Where it usually breaks

Two failure modes account for most weak protective-DNS deployments. The first is incomplete coverage. Endpoints obeying corporate DHCP go through the protective resolver; servers configured with static DNS pointing at internal AD-integrated DNS without onward forwarding to the protective resolver do not. IoT devices that ship with hardcoded resolvers ignore the configuration entirely. Cloud workloads with VPC-native DNS may bypass the corporate path. The fix is firewall-level egress blocking of all outbound UDP/TCP 53 except to the approved protective resolver, plus DoH/DoT egress blocking unless explicitly allowlisted.

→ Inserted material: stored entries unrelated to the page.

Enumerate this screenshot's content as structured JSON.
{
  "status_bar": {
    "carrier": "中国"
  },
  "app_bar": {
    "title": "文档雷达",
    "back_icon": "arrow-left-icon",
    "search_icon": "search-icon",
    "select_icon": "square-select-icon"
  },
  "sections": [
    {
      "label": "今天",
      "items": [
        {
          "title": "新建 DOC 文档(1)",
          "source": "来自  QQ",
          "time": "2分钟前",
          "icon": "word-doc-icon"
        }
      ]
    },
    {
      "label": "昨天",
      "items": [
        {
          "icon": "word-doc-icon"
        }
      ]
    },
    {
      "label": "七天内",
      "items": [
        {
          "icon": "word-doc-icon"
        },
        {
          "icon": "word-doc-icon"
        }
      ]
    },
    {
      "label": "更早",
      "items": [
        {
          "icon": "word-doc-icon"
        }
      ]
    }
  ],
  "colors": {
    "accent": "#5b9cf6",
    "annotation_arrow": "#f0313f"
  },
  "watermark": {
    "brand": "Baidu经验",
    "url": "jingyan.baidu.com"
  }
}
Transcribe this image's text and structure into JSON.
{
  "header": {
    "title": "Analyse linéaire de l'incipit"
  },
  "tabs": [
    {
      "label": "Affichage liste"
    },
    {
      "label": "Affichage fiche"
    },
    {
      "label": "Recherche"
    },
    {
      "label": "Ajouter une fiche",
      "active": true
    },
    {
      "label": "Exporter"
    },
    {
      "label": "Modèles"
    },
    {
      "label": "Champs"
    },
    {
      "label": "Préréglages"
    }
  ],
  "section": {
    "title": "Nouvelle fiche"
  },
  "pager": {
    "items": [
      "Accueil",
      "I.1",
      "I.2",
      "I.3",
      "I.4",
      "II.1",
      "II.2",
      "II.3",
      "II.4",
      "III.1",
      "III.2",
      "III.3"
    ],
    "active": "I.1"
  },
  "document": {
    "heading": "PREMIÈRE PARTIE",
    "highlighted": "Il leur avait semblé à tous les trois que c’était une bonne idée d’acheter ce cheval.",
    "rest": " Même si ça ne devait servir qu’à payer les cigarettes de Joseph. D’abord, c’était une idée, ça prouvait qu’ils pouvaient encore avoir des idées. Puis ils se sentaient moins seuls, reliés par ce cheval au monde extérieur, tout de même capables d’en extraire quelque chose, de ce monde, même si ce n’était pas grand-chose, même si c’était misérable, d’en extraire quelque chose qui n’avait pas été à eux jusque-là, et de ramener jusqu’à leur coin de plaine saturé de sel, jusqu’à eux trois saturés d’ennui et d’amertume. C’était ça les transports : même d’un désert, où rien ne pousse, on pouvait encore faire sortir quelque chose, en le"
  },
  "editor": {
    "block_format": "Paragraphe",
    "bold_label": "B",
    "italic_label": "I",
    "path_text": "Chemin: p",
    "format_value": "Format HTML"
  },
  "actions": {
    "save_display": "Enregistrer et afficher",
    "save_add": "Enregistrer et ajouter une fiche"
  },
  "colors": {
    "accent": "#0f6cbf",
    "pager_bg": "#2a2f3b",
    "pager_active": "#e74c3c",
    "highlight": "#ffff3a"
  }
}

The second is alert fatigue. A protective DNS service generates a meaningful volume of blocks, most of which are routine commodity-malware drive-by infections that the resolver has already mitigated. The operations team needs a clear playbook for which blocks warrant investigation: enterprise-domain hits, off-hours hits from server-class hosts, hits on indicators tied to recent advisory publications. Treating every block as an incident burns out the team; treating none of them as an incident wastes the telemetry. The fix is documented triage tiers.

What good looks like

A protective DNS service in front of every internal recursive resolver. Egress firewall rules that block UDP/TCP 53 and DoH/DoT to anywhere except the protective service. Log retention sufficient for forensic reconstruction — at least 90 days, preferably a year. A documented triage playbook for protective-DNS alerts, integrated with the SOC’s existing incident-response process. A quarterly review of the most-blocked categories to surface emerging campaigns.

The cost is low — free for UK public sector via NCSC, modest commercial subscription for everyone else. The control sits between initial access and operator persistence and breaks the chain at the cheapest, most repeatable stage.